By Elizabeth M Ward, MS, RD
Mother’s Day is over, but motherhood is still on your mind. You may be thinking about having a child, or perhaps you’re already a parent and hope to add to your brood.
Even if you think a new baby is far off in your future, now is the time to start preparing for pregnancy.
Preconception care involves more than taking a daily multivitamin, and other healthy habits, like avoiding cigarettes and alcohol. Yet, prepping for pregnancy is often given short shrift.
In the 10 years between writing my first and second pregnancy nutrition books, scientific evidence has made it clear that how you live your life years before conceiving influences your child’s well-being at birth and beyond. This is particularly true when it comes to Mom’s body weight.
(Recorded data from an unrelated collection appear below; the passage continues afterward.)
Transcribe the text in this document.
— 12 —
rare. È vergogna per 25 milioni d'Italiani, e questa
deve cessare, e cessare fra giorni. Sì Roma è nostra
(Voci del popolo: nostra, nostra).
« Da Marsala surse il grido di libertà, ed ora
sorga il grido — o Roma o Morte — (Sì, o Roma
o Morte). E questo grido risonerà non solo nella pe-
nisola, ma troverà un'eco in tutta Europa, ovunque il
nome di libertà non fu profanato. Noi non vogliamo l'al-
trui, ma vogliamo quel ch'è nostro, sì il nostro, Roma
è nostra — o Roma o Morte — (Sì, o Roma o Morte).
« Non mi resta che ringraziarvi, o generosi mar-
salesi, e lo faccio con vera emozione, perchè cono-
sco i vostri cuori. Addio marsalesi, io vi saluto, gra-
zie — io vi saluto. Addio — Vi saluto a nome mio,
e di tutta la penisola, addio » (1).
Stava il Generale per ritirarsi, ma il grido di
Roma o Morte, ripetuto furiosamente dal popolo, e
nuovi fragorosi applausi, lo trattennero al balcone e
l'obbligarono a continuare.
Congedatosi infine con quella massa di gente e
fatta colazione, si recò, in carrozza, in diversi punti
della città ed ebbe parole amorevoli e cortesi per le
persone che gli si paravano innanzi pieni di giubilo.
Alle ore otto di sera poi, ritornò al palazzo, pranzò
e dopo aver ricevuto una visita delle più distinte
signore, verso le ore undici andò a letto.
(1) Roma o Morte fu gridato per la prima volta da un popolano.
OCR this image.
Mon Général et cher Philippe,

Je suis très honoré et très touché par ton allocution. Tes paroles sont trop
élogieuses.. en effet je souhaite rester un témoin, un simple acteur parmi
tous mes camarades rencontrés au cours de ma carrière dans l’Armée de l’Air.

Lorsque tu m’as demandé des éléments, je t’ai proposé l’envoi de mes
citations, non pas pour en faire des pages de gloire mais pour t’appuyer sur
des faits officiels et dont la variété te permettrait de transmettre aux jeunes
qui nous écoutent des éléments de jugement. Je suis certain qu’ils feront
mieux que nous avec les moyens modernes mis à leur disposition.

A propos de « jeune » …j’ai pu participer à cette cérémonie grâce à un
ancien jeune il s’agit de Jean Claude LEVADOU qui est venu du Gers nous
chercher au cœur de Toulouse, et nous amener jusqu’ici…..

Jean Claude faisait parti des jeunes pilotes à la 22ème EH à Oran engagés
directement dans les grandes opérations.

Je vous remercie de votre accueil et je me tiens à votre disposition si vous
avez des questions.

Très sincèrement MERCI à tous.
Body Weight Influences Fertility
Achieving and maintaining a healthy weight with a balanced diet and regular exercise is one of the most important ways women can help themselves and their future children.
“A healthy body weight makes it easier to get pregnant,” says Hillary Wright, MEd, RD, author of The PCOS Diet Plan, A Natural Approach to Health for Women with Polycystic Ovary Syndrome.
“If both you and your male partner weigh too much, it could take even longer to conceive than if only one of you needs to shed some pounds,” Wright says.
There also evidence, presented at an international obesity conference in France, that being overweight may make it more difficult for women to conceive by high-tech methods such as in vitro fertilization.
Extra body fat aggravates Polycystic Ovary Syndrome (PCOS), which affects upwards of 10% of U.S. women in their childbearing years and is the No. 1 reason for infertility in women.
Many women with PCOS are overweight. Wright says losing as little as 5% to 7% of your body weight – about nine to 12 pounds for a 175-pound woman – may help increase fertility.
Body Weight and Risk of Birth Defects
In addition to reducing fertility, overweight women at the time of conception are at greater risk for having a pregnancy affected by a structural birth defect, including neural tube defects (NTD).
Many cases of NTD, such as spina bifida, are preventable by consuming at least 400 micrograms a day of folic acid very early in pregnancy. However, studies suggest that an unhealthy body weight may overrule the benefits of adequate folic acid in mom’s diet.
Extra Pounds and Pregnancy Complications
Women who start pregnancy overweight are more likely to have complications during pregnancy and delivery, which may pose a danger to mom and baby.
Carrying around extra pounds makes you prone to gestational diabetes, which is a type of diabetes that occurs during pregnancy.
“The extra glucose in your blood can make for a larger baby that is more difficult to deliver and may require a Cesarean delivery,” Wright says.
Gestational diabetes has lasting effects on your child, too: Larger babies at birth run a greater risk of becoming overweight and developing type 2 diabetes later in life.
Being overweight at the time of conception raises the risk of developing pregnancy-induced hypertension.
High blood pressure during pregnancy can be serious because it prevents the adequate flow of oxygen- and nutrient-rich blood to your baby by narrowing or constricting blood vessels in the uterus, and affects your child’s development.
Healthy Weight for Moms-to-Be
Determining your body mass index (BMI) is the most accurate way to know if your weight is within a healthy range. BMI indicates body fat based on a (nonpregnant) adult’s height and weight. (You can check your BMI here.)
A healthy BMI range is 19-24.9. If you are underweight or overweight and need help with your diet, you may want to consult a registered dietitian (RD) to help you improve your preconception eating and exercise plan. You can get a free referral to a RD in your area here.
Once you’re pregnant, your obstetrician or certified nurse-midwife will advise you about how much weight to gain depending on your prepregnancy BMI.